Three months ago I was diagnosed MGUS. My health has not been great for a while and this past year especially it has become more difficult to function on a daily basis. I was diagnosed hypothyroid when I was in my early 20s and finally put on Synthroid in my 30s. I've had pituitary microadenoma (prolactinoma). And about 15 years ago I was diagnosed with fibromyalgia. After years of enjoying great blood pressure, mine shot up a few years, ago so now I'm on a diuretic hypertensive drug.
Fortunately there's a little more awareness about fibromyalgia, so I've been on some newer medications for pain management, but in the past year and especially in the past 6-9 months, my pain has increased substantially. I've also noticed increased neuropathy. It's been difficult to walk. And I've had overwhelming fatigue. They checked vitamin D and mine was very low, so I took prescription vitamin D for two months this spring and I've continued on it. I've had a tendency toward anemia, but it seems to be iron deficiency anemia. That said, hemogloblin tends to be low normal (12) as is ferritin (13).

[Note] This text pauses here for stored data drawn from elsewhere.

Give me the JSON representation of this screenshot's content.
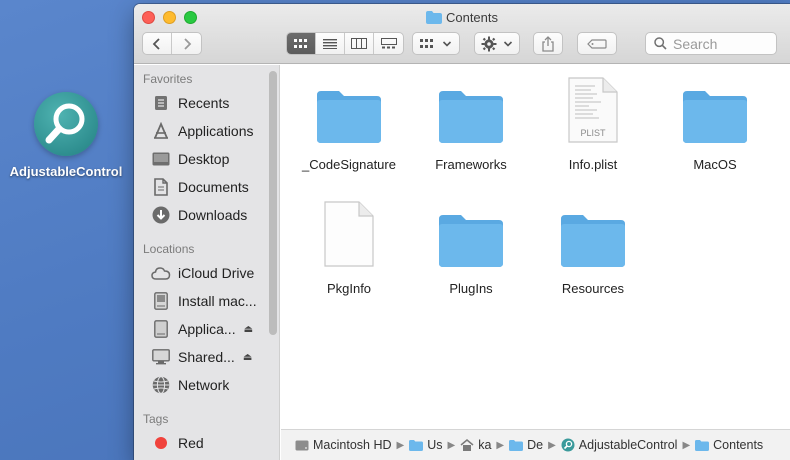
{
  "desktop": {
    "app_label": "AdjustableControl"
  },
  "window": {
    "title": "Contents"
  },
  "toolbar": {
    "search_placeholder": "Search"
  },
  "sidebar": {
    "sections": [
      {
        "heading": "Favorites",
        "items": [
          {
            "label": "Recents",
            "icon": "clock-icon"
          },
          {
            "label": "Applications",
            "icon": "applications-icon"
          },
          {
            "label": "Desktop",
            "icon": "desktop-icon"
          },
          {
            "label": "Documents",
            "icon": "documents-icon"
          },
          {
            "label": "Downloads",
            "icon": "downloads-icon"
          }
        ]
      },
      {
        "heading": "Locations",
        "items": [
          {
            "label": "iCloud Drive",
            "icon": "cloud-icon"
          },
          {
            "label": "Install mac...",
            "icon": "disk-icon"
          },
          {
            "label": "Applica...",
            "icon": "drive-icon",
            "eject": true
          },
          {
            "label": "Shared...",
            "icon": "display-icon",
            "eject": true
          },
          {
            "label": "Network",
            "icon": "globe-icon"
          }
        ]
      },
      {
        "heading": "Tags",
        "items": [
          {
            "label": "Red",
            "icon": "tag-dot-icon",
            "color": "#f0423c"
          }
        ]
      }
    ]
  },
  "files": [
    {
      "name": "_CodeSignature",
      "kind": "folder"
    },
    {
      "name": "Frameworks",
      "kind": "folder"
    },
    {
      "name": "Info.plist",
      "kind": "plist",
      "badge": "PLIST"
    },
    {
      "name": "MacOS",
      "kind": "folder"
    },
    {
      "name": "PkgInfo",
      "kind": "document"
    },
    {
      "name": "PlugIns",
      "kind": "folder"
    },
    {
      "name": "Resources",
      "kind": "folder"
    }
  ],
  "pathbar": [
    {
      "label": "Macintosh HD",
      "icon": "hd-icon"
    },
    {
      "label": "Us",
      "icon": "folder-icon"
    },
    {
      "label": "ka",
      "icon": "home-icon"
    },
    {
      "label": "De",
      "icon": "folder-icon"
    },
    {
      "label": "AdjustableControl",
      "icon": "app-icon"
    },
    {
      "label": "Contents",
      "icon": "folder-icon"
    }
  ],
  "colors": {
    "folder": "#6cb8ec",
    "folder_tab": "#5aa9e2",
    "desktop_bg": "#4f7bc2",
    "tag_red": "#f0423c"
  }
}
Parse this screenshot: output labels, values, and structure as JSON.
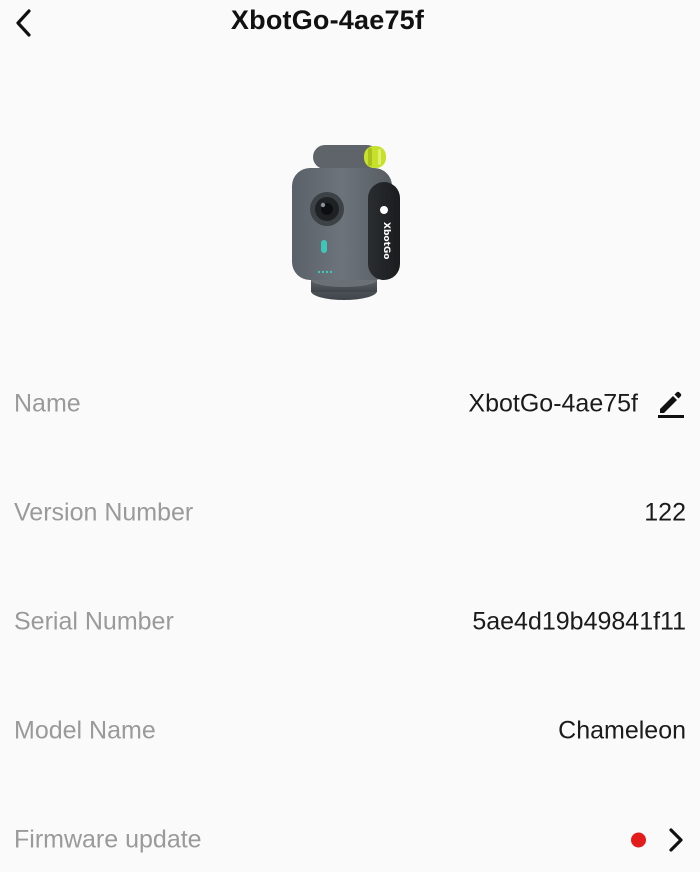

So in March we tweaked some medicines and my GP referred me to a neurologist who ordered an MRI of my spine from L-1 down. The EMG (?) showed nerve involvement so we did the MRI. I have degenerative disk disease (they say everyone will develop it). I have nerve root impingement on both sides in the lumbar area so the neuropathy and pain must come from that or from the fibromyalgia.
Just the same, the neurologist ordered other testing and that's when my M-spike was detected.
I've had three tests drawn since March: IgG gammopathy, M=spike 1.1; 0.9; and 1.0. My bone scan indicates no problems. Density test shows osteopenia. Most of my test results are normal, although my immunoglobulin M is a little low (35). WBC is trending down but normal range. Sed rate normal. Beta 2 microglobulin is normal at 2.1. Initially some of my liver enzymes were high, but they are coming back down to normal
Guess I'm normal, right?
That said, I'm trying to learn as much as I can. My hem/onc seems to be unconcerned, which is fine, but hey, we're not statistics are we? We haven't yet done a bone marrow biopsy. He does not do them unless a patient has an M-spike of 1.5 or above, but I'm learning from here that I probably should have one done to accurately diagnose.
I have constant, but usually manageable, pain/aches. I frequently get sinus infections and middle ear infections, primarily fungal infections in the past 2-3 years. So with my regular symptoms, I wouldn't know if there's anything to "worry" about or that needs to get checked.
I had a friend, same age as myself, who was diagnosed with multiple myeloma just a few years ago. She courageously fought the battle but lost the war 2 years ago. I had no idea what multiple myeloma was until she became ill. I"m probably in a very low category for risk to progress to multiple myeloma, but perhaps learning more about this I can help another in some small way.
Wishing you all peace and good health.